Which Method Suits Which Situation
| Use Case | Recommended Method |
|---|---|
| Occasional use in documents | Option + Shift + 8 |
| Can't remember the shortcut | Character Viewer (⌃ ⌘ Space) |
| Frequent use, want automation | Text Replacement |
| HTML/web development | HTML entity (°) |
| One-off, no memorization needed | Copy and paste |
A Few Things Worth Knowing
The degree symbol is not the same as the masculine ordinal indicator (º). That character — accessed via Option + 0 on a Mac — looks nearly identical but is a different Unicode character used in Spanish and Portuguese for ordinal numbers (like "1º"). Using it in place of a true degree sign is a common mistake in copy-paste workflows when the source wasn't careful.

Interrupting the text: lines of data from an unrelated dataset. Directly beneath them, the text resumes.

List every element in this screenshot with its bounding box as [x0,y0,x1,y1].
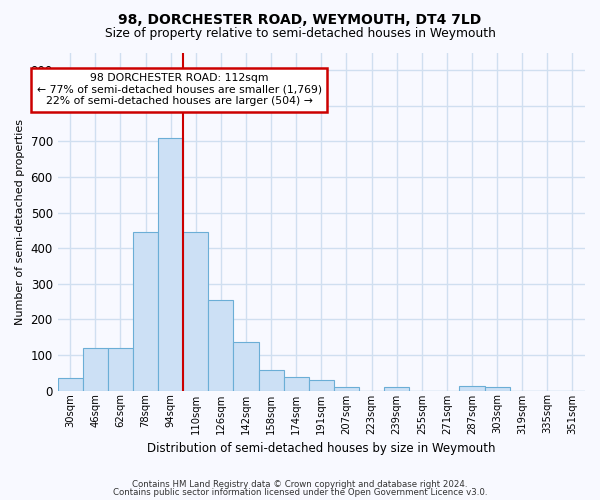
Bar [158,138,183,390]
Bar [183,232,208,390]
Bar [83,348,108,391]
Bar [460,386,485,390]
Text: Contains HM Land Registry data © Crown copyright and database right 2024.: Contains HM Land Registry data © Crown c… [132,480,468,489]
Text: Size of property relative to semi-detached houses in Weymouth: Size of property relative to semi-detach… [104,28,496,40]
Bar [309,380,334,390]
Bar [208,300,233,390]
Bar [108,348,133,391]
Bar [485,387,509,390]
Bar [284,377,309,390]
Bar [133,232,158,390]
X-axis label: Distribution of semi-detached houses by size in Weymouth: Distribution of semi-detached houses by … [147,442,496,455]
Y-axis label: Number of semi-detached properties: Number of semi-detached properties [15,118,25,324]
Bar [334,387,359,390]
Text: 98, DORCHESTER ROAD, WEYMOUTH, DT4 7LD: 98, DORCHESTER ROAD, WEYMOUTH, DT4 7LD [118,12,482,26]
Text: 98 DORCHESTER ROAD: 112sqm
← 77% of semi-detached houses are smaller (1,769)
22%: 98 DORCHESTER ROAD: 112sqm ← 77% of semi… [37,74,322,106]
Bar [58,378,83,390]
Bar [259,370,284,390]
Bar [233,342,259,390]
Text: Contains public sector information licensed under the Open Government Licence v3: Contains public sector information licen… [113,488,487,497]
Bar [384,387,409,390]
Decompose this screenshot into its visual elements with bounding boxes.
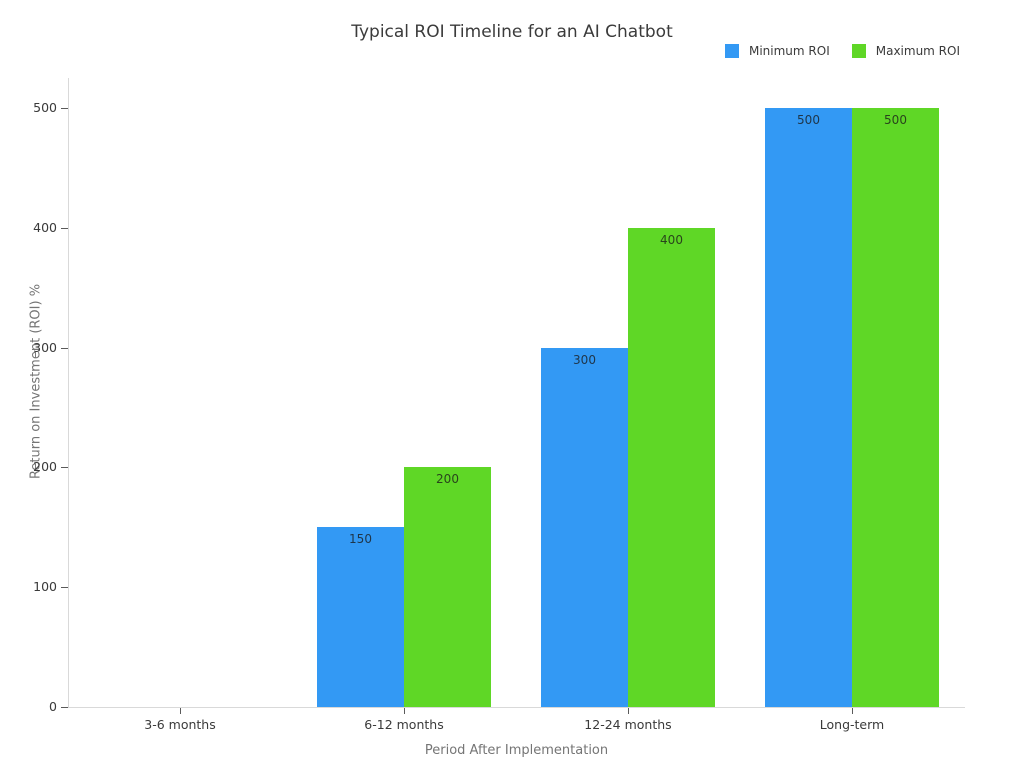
x-axis-tick	[404, 708, 405, 714]
legend-swatch-maximum-roi-icon	[851, 44, 866, 58]
y-axis-tick	[61, 467, 68, 469]
y-axis-tick	[61, 227, 68, 229]
bar-maximum-roi-12-24-months[interactable]	[628, 227, 715, 707]
x-axis-tick-label: 3-6 months	[144, 717, 216, 732]
x-axis-tick-label: Long-term	[819, 717, 885, 732]
y-axis-tick-label: 500	[33, 100, 57, 115]
y-axis-tick-label: 300	[33, 339, 57, 355]
legend-label-minimum-roi: Minimum ROI	[748, 44, 830, 58]
bar-maximum-roi-long-term[interactable]	[852, 108, 939, 707]
bar-minimum-roi-long-term[interactable]	[765, 108, 852, 707]
x-axis-title: Period After Implementation	[424, 743, 609, 758]
y-axis-tick	[61, 347, 68, 349]
y-axis-line	[68, 78, 69, 707]
y-axis-tick	[61, 587, 68, 589]
x-axis-tick-label: 6-12 months	[364, 717, 444, 732]
y-axis-tick	[61, 108, 68, 109]
legend-item-maximum-roi[interactable]: Maximum ROI	[851, 44, 960, 58]
y-axis-title: Return on Investment (ROI) %	[28, 283, 44, 480]
y-axis-tick-label: 200	[33, 459, 57, 475]
legend: Minimum ROI Maximum ROI	[724, 44, 960, 58]
y-axis-tick	[61, 707, 68, 708]
x-axis-line	[68, 707, 965, 708]
x-axis-tick	[852, 708, 853, 714]
bar-maximum-roi-6-12-months[interactable]	[404, 467, 491, 707]
x-axis-tick	[628, 708, 629, 714]
bar-minimum-roi-6-12-months[interactable]	[317, 527, 404, 707]
y-axis-tick-label: 400	[33, 219, 57, 235]
legend-label-maximum-roi: Maximum ROI	[875, 44, 960, 58]
y-axis-tick-label: 0	[49, 699, 57, 714]
legend-item-minimum-roi[interactable]: Minimum ROI	[724, 44, 830, 58]
x-axis-tick-label: 12-24 months	[584, 717, 672, 732]
x-axis-tick	[180, 708, 181, 714]
legend-swatch-minimum-roi-icon	[724, 44, 739, 58]
chart-title: Typical ROI Timeline for an AI Chatbot	[351, 22, 673, 42]
y-axis-tick-label: 100	[33, 579, 57, 595]
bar-minimum-roi-12-24-months[interactable]	[541, 347, 628, 707]
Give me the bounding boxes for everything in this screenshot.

Font rendering varies. The degree symbol will look slightly different across typefaces — some render it larger, some slightly raised. In professional documents, it's worth checking how it looks in your chosen font at your chosen size. 🔍
Not all text fields support special characters the same way. Most modern macOS apps handle Unicode without issues, but some older software, legacy web forms, or plain-text terminals may behave unexpectedly. If a degree sign appears as a placeholder box or question mark, the text field may be limited to ASCII input.
The shortcut, the Character Viewer, and text replacement each fit different working styles and frequencies of use. Whether the keyboard method becomes muscle memory or you rely on automation depends on how often you reach for this symbol — and what kind of work you're doing when you do.